Much of Georgia Golf's success can be attributed to the program's Boyd Golf Center and adjacent practice area just yards from the UGA Golf Course's combined green for Nos. 9 and 18. The newly renovated Boyd Center features posh locker rooms, spacious coaches' offices, a trophy room with a dramatic panoramic view of the UGA Golf Course's 18th green, club storage and repair areas, multiple computer work stations and a kitchen. The practice area includes multiple tee boxes overlooking a range with numerous target greens, three putting greens, wedge play areas and three practice bunkers. In addition, tee boxes in the Frank Lumpkin Indoor Practice Facility provide not only a location to practice during inclement weather but also state-of-the-art video equipment for swing analysis. Georgia was among the first schools in the nation to christen its own home in 1999 and many other programs have utilized the Boyd Center as a model to construct their own such facilities.

UGA Golf Course

Campers get the unique opportunity to use the $1.4 million state-of-the-art practice complex that was built exclusively for the University of Georgia golf teams.

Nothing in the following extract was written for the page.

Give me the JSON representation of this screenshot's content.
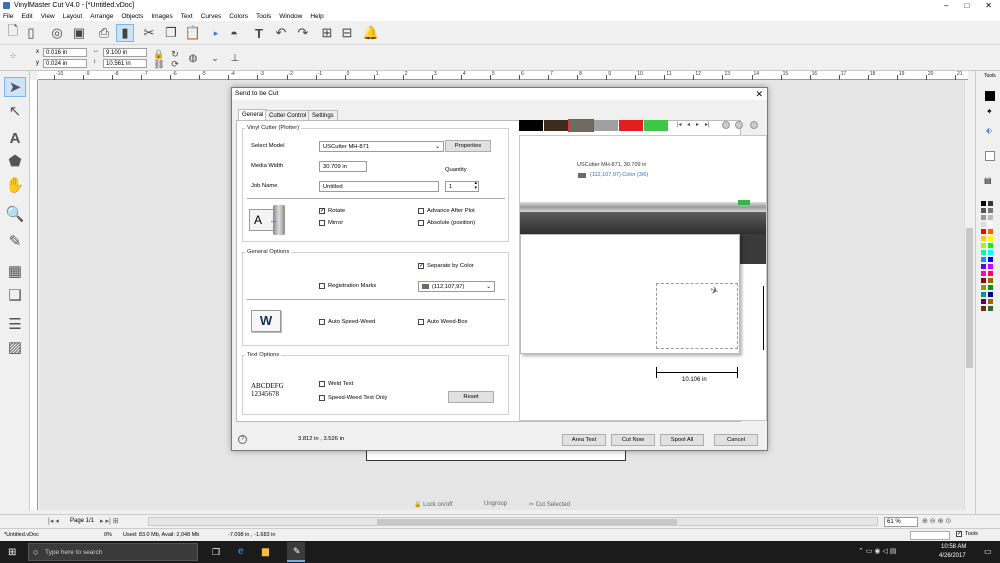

Championship golf courses and championship teams go hand in hand. The University of Georgia is fortunate to have the best of both worlds with access to some of the finest courses in the eastern United States. With an ideal combination of weather and climate, the layouts offer a cross section of most everything the Bulldogs encounter when playing on other top treks during tournaments.

The Bulldogs' home layout stretches over 7,300 yards and plays to a par of 71. Golf Digest has rated it as one of the top 50 public courses in the nation, and rightfully so. Despite its public status head pro Matt Peterson and his staff keep the course in championship condition.

The UGA Course is characterized by lush bermuda fairways best known for their length. Water guards four of the holes while strategically placed bunkers border quick, bent grass greens. In the past seven years, it has undergone large-scale renovations, making the greens larger and more undulating. Mounds and pot bunkers have also changed the look of the greens and enhanced the challenge of getting to the pins, as well.

Opened for play in 1968, the UGA Course was designed by famed architect Robert Trent Jones, a personal friend of Dr. O.C. Aderhold, UGA president from 1950 until 1967. Jones donated the plan to the University, and construction of the course was funded primarily by student-generated activities fees.

The layout at UGA requires a lot of carry-on approach shots; it's not a bump-and-run course. Many of the greens are elevated and hard to reach, and there aren't many places to run the ball up. The recently-added mounds, designed by architect John LaFoy, help keep the ball in play, improve drainage and provide visual definition of the holes.

Perhaps the best example of UGA's multitude of choices occurs at the 12th hole, a panoramic, par-5 whose third (or second) shot carries a small pond onto an island green. Many players have been just as awed by the beauty of this hole as they are confounded by its supreme challenge.

In addition to the championship course, the UGA facilities include a three-tiered driving range, a large bermuda chipping green, a bent grass putting green and three practice bunkers with a bermuda green. This practice and teaching area rank among the most extensive in the nation. Things only get better for Georgia golfers with a state-of-the-art practice center already at the team's disposal along the UGA Golf Course property.